Что значит — иметь тело? Сартр в Бытии и ничто описывает отношение человеческого субъекта к своему телу как чувство стыда [28] . Человек желает получить признание как субъект и стыдится того, что другие видят в нем всего лишь объект, одну из мирских вещей. С феноменологической точки зрения это описание сомнительно. Человек воспринимается не как обычная вещь, а скорее как коварная и нестабильная вещь — такая, на которую нельзя положиться, нельзя опереться. В качестве инструмента человек уступает другим инструментам. Предполагается, что человек наделен сознанием и поэтому ненадежен. Вот истинная причина стыда, о котором пишет Сартр. Мне не стыдно быть вещью — стыдно иметь сознание, которое делает меня плохой вещью, ненадежным инструментом.
28
28. Сартр Ж.-П. Бытие и ничто / пер. с франц. В. Колядко. М.: Республика, 2000. С. 324 и сл.

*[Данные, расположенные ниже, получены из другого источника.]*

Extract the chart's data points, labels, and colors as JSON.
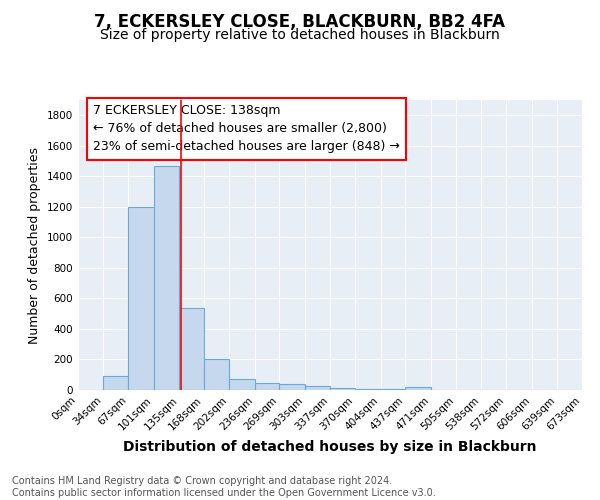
{
  "title1": "7, ECKERSLEY CLOSE, BLACKBURN, BB2 4FA",
  "title2": "Size of property relative to detached houses in Blackburn",
  "xlabel": "Distribution of detached houses by size in Blackburn",
  "ylabel": "Number of detached properties",
  "bar_edges": [
    0,
    34,
    67,
    101,
    135,
    168,
    202,
    236,
    269,
    303,
    337,
    370,
    404,
    437,
    471,
    505,
    538,
    572,
    606,
    639,
    673
  ],
  "bar_heights": [
    0,
    90,
    1200,
    1470,
    540,
    205,
    70,
    47,
    38,
    28,
    15,
    8,
    5,
    18,
    0,
    0,
    0,
    0,
    0,
    0
  ],
  "bar_color": "#c5d8ed",
  "bar_edge_color": "#6aaad4",
  "red_line_x": 138,
  "annotation_line1": "7 ECKERSLEY CLOSE: 138sqm",
  "annotation_line2": "← 76% of detached houses are smaller (2,800)",
  "annotation_line3": "23% of semi-detached houses are larger (848) →",
  "ylim": [
    0,
    1900
  ],
  "yticks": [
    0,
    200,
    400,
    600,
    800,
    1000,
    1200,
    1400,
    1600,
    1800
  ],
  "tick_labels": [
    "0sqm",
    "34sqm",
    "67sqm",
    "101sqm",
    "135sqm",
    "168sqm",
    "202sqm",
    "236sqm",
    "269sqm",
    "303sqm",
    "337sqm",
    "370sqm",
    "404sqm",
    "437sqm",
    "471sqm",
    "505sqm",
    "538sqm",
    "572sqm",
    "606sqm",
    "639sqm",
    "673sqm"
  ],
  "background_color": "#e8eef6",
  "grid_color": "#ffffff",
  "footnote": "Contains HM Land Registry data © Crown copyright and database right 2024.\nContains public sector information licensed under the Open Government Licence v3.0.",
  "title1_fontsize": 12,
  "title2_fontsize": 10,
  "ylabel_fontsize": 9,
  "xlabel_fontsize": 10,
  "annotation_fontsize": 9,
  "footnote_fontsize": 7,
  "tick_fontsize": 7.5
}
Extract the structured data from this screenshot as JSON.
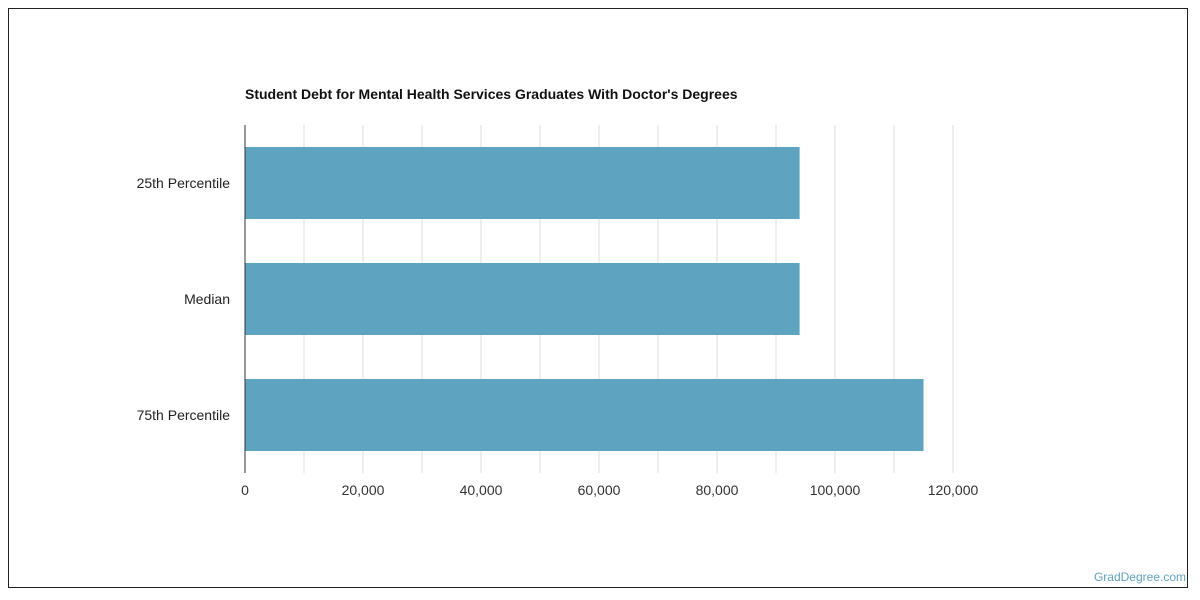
{
  "chart_data": {
    "type": "bar",
    "orientation": "horizontal",
    "title": "Student Debt for Mental Health Services Graduates With Doctor's Degrees",
    "categories": [
      "25th Percentile",
      "Median",
      "75th Percentile"
    ],
    "values": [
      94000,
      94000,
      115000
    ],
    "xlim": [
      0,
      120000
    ],
    "x_ticks": [
      0,
      20000,
      40000,
      60000,
      80000,
      100000,
      120000
    ],
    "x_tick_labels": [
      "0",
      "20,000",
      "40,000",
      "60,000",
      "80,000",
      "100,000",
      "120,000"
    ],
    "xlabel": "",
    "ylabel": "",
    "grid": true,
    "bar_color": "#5ea3bf",
    "grid_color": "#dddddd"
  },
  "watermark": "GradDegree.com"
}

Для человека стать произведением искусства — значит избавиться от рабства, приобрести иммунитет к насилию, не использоваться как средство для достижения общественного блага, стать предметом, подлежащим защите. Слово «куратор» происходит от латинского слова cura, забота. Куратор заботится о здоровье произведений искусства, как врач заботится о здоровье людей. Эти два вида заботы тесно взаимосвязаны. Художник как современный Нарцисс ожидает заботы и почитания не только от современников, но и от будущих поколений. Мы живем в обществе ожиданий, проектов и планов. Наша финансовая система оперирует главным образом фьючерсами. Актуальная стоимость произведения искусства зависит от ожиданий относительно его будущего статуса. Мы восхищаемся искусством сегодня, потому что надеемся, что им будут восхищаться завтра. Таким образом, несмотря на то что люди конечны и смертны, забота об их публичных телах потенциально бесконечна. Мы рассчитываем, что эти тела (публичные трупы) возродятся в будущем. Как правило, под возрождением этого типа подразумевается наполнение старых форм новым содержанием, новым духом. Живые поколения примеряют маски старых культур, пытаясь стать другими и изменить условия своей жизни. Но перспектива возрождения может быть понята в более радикальном ключе: в этом случае возрождение означает воскресение.
Это радикальное понимание возрождения было концептуализировано Николаем Фёдоровым, верившим, что все институты человеческого общества должны стать институтами заботы и подчиняться общей цели — достижению бессмертия всего человечества. Фёдоров утверждал также, что в наше время, когда техника следует логике прогресса, понимаемого как замена старых вещей новыми, один лишь музей противостоит утилитарному, прагматичному духу современности [29] . Проявляя максимальную заботу, музей сохраняет бесполезные, избыточные вещи прошлого, не находящие больше практического применения в «реальной жизни», — и продлевает существование этих вещей, делая их бессмертными. Поскольку любой человек — это прежде всего тело среди прочих тел, вещь среди прочих вещей, людям тоже может быть даровано музейное бессмертие. Бессмертие, по Фёдорову, — не рай для человеческих душ, а музей для человеческих тел. Божественную благодать заменяют кураторские решения и технология музейного хранения.
29
29. Фёдоров Н. Музей, его смысл и назначение // Н. Фёдоров. Собрание сочинений: В 4 т. Том II. М.: Прогресс, 1995. С. 370–437.